MEDICINA SOCIAL E ASPECTOS TEÓRICOS

Acercar-se aos modelos teóricos que têm sustentado a produção brasileira sobre Determinação/ Determinantes Sociais da Saúde nas décadas de 1990, 2000 e de 2010 a 2014 exigirá que nos ocupemos de diferentes eixos que os atravessam. Como exploramos na introdução, a formulação teórica de Determinação/ Determinantes acompanha e reflete a própria construção do campo da Saúde Pública e Saúde Coletiva/ Medicina Social na região, razão pela qual, em um primeiro momento, dispensaremos nossa atenção a esboçar este campo, suas relações de autonomia e heteronomia, suas concepções e projetos em disputa e seus paradigmas científicos. Posteriormente, assinalaremos alguns aspectos que pairam sobre o contexto acadêmico de nosso campo, com maios ênfase para o referencial teórico e a produção científica. Por fim, traremos contribuições de autores que vêm se dedicando à Determinação/ Determinantes Sociais da Saúde, com vistas a delimitar estes modelos teóricos e explorar suas divergências.

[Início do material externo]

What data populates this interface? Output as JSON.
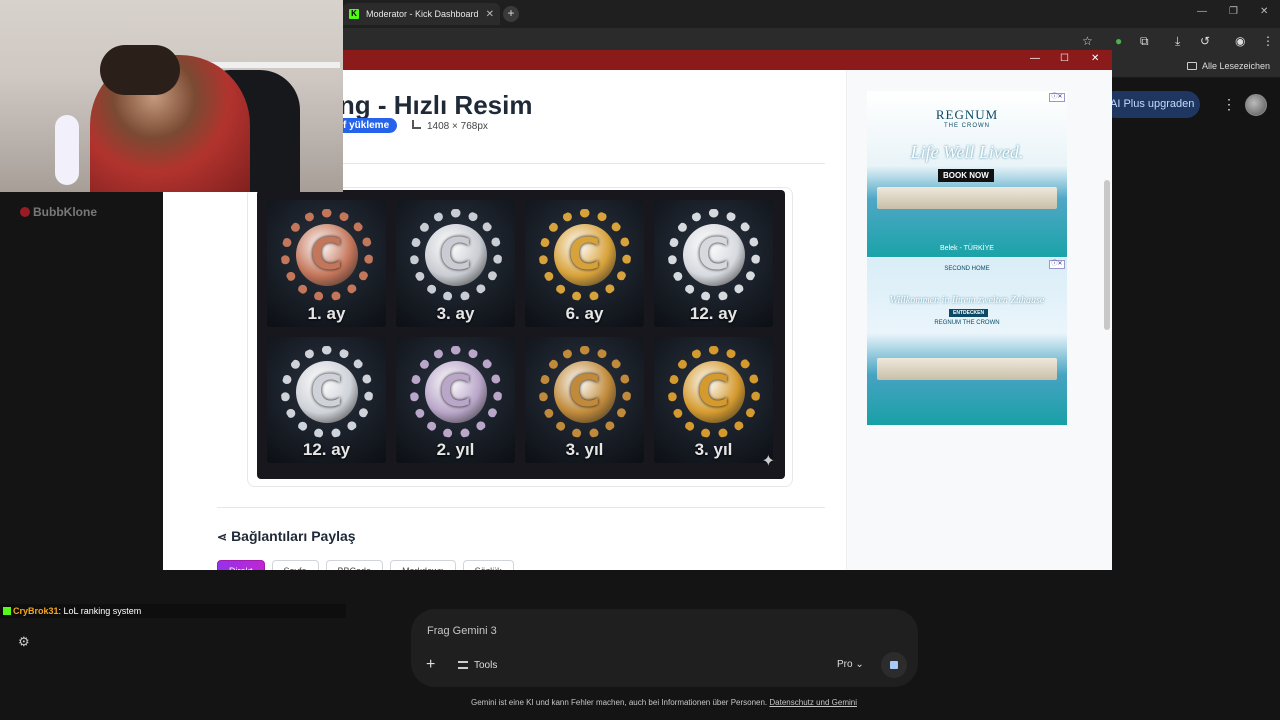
{
  "browser": {
    "tab_title": "Moderator - Kick Dashboard",
    "tab_favicon": "K",
    "bookmarks_label": "Alle Lesezeichen"
  },
  "gemini": {
    "upgrade_label": "AI Plus upgraden",
    "prompt_placeholder": "Frag Gemini 3",
    "tools_label": "Tools",
    "mode_label": "Pro",
    "disclaimer_text": "Gemini ist eine KI und kann Fehler machen, auch bei Informationen über Personen.",
    "disclaimer_link": "Datenschutz und Gemini"
  },
  "stream": {
    "watermark": "BubbKlone",
    "chat_user": "CryBrok31",
    "chat_message": ": LoL ranking system"
  },
  "popup": {
    "title": "png - Hızlı Resim",
    "upload_pill": "f yükleme",
    "dimensions": "1408 × 768px",
    "share_title": "Bağlantıları Paylaş",
    "share_tabs": [
      "Direkt",
      "Sayfa",
      "BBCode",
      "Markdown",
      "Sözlük"
    ],
    "active_tab": "Direkt"
  },
  "badges": [
    {
      "label": "1. ay",
      "metal": "#c4765a"
    },
    {
      "label": "3. ay",
      "metal": "#c9ccd2"
    },
    {
      "label": "6. ay",
      "metal": "#d8a23a"
    },
    {
      "label": "12. ay",
      "metal": "#d6d9de"
    },
    {
      "label": "12. ay",
      "metal": "#cfd2d8"
    },
    {
      "label": "2. yıl",
      "metal": "#b9a6c9"
    },
    {
      "label": "3. yıl",
      "metal": "#c08a3a"
    },
    {
      "label": "3. yıl",
      "metal": "#d49a2e"
    }
  ],
  "ads": {
    "ad1_brand": "REGNUM",
    "ad1_sub": "THE CROWN",
    "ad1_slogan": "Life Well Lived.",
    "ad1_cta": "BOOK NOW",
    "ad1_location": "Belek - TÜRKİYE",
    "ad2_brand": "SECOND HOME",
    "ad2_slogan": "Willkommen in Ihrem zweiten Zuhause",
    "ad2_cta": "ENTDECKEN",
    "ad2_brand_bottom": "REGNUM THE CROWN"
  }
}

Saúde Pública e Saúde Coletiva/Medicina Social como Campo Científico

Almeida-Filho e Paim (s.d.), ao resgatar os pressupostos básicos que estruturaram o ensino, investigação e extensão na Saúde Coletiva brasileira, alegam:

“La salud, en tanto estado vital, sector de producción y campo de saber, está articulada a la estructura de la sociedad a través de sus instancias económica y político-ideológica, poseyendo por lo tanto, una historicidad.” (p. 15)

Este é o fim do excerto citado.